In 1987, only one in 11 children at secondary school in Ghana was a girl - a figure that finally encouraged the country's government to do something about the educational gender imbalance endemic to many African countries.
That year saw the inauguration of a new kind of "summer school" - the Science and Maths Education Clinic. One hundred and 10 female students enrolled in the first year.
There are now many more girls in science and maths in Ghana
Last year, the number of girls who participated in the clinics countrywide was 6,184.
And in the new millennium the ratio is down to one girl to three boys taking science and maths at secondary level.
In the early years, girls were picked from secondary schools based on their performance, teacher recommendations and their commitment to a science-based career.
But in 1990, this was widened to include primary school girls who had yet to settle on a final choice of subjects to counter a tendency of some girls to change courses midway through their education because of the length of time it took to qualify for some jobs, such as doctoring.
Other changes included new teaching methods and the provision of facilities to make teaching and learning science attractive.
Girls were allowed to learn without facing fierce competition from boys.
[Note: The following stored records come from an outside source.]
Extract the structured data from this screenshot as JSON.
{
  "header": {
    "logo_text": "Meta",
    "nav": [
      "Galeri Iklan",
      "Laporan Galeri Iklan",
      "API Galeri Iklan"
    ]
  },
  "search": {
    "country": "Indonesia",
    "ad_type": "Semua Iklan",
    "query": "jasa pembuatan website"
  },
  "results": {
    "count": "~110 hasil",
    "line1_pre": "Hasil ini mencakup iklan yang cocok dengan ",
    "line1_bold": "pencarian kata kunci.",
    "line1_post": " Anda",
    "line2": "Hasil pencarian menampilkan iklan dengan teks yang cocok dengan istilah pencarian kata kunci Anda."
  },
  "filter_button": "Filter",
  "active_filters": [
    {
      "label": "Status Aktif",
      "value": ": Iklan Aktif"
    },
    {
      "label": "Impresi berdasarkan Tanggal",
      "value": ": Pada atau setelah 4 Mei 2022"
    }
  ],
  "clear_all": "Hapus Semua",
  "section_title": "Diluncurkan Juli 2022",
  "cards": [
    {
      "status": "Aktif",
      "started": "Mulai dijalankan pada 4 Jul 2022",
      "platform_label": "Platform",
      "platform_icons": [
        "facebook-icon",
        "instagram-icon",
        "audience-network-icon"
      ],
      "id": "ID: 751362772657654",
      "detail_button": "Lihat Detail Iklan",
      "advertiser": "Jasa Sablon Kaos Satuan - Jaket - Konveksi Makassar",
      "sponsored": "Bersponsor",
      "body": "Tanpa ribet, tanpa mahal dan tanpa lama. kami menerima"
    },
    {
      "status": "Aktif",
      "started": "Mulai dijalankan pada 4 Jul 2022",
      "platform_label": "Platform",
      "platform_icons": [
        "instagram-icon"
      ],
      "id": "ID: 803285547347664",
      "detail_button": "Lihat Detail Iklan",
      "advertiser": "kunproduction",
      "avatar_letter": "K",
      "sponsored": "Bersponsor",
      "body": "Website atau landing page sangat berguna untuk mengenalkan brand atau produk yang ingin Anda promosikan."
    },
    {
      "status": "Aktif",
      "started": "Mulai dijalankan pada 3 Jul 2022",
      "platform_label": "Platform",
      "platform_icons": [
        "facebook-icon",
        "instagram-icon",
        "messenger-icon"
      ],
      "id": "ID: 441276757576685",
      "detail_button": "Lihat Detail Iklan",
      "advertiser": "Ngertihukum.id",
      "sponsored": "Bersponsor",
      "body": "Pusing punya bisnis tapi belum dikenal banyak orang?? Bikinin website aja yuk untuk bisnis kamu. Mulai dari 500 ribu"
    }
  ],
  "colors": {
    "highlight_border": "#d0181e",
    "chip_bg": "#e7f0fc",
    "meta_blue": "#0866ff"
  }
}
And the mode of instruction included hands-on activity, good illustrative materials, interaction with female role models, and excursions to places of scientific interest.
Evidence of success
Since 1987 Ghana's female students have excelled.
The retention rate for girls in science from primary to university has risen considerably and performance is higher.
Most university campuses in Ghana now have a science clinic alumni network who support each other, and these girls are also supported to pursue courses otherwise considered unorthodox for women.
Meanwhile the 2000 convocation at the University of Ghana saw the three top prizes in medicine go to women - all of whom were coincidentally alumni of the science clinics.
The studies now involve new technology
In 1997, out of 52 graduate doctors at the Ghana Medical School, 15 were women - and they took 16 of the 21 academic prizes up for grabs.
Since its inception, the Ghana Education Service has funded all the science clinics for girls with the help of local sponsorship.
And for the past six years with the decentralisation of the programme, local districts have been sponsoring girls too.
Indeed, the project has been so successful that now some fear boys are being alienated - and so for the first time high performing boys who can have access to sponsorships will be allowed to take part in the clinics.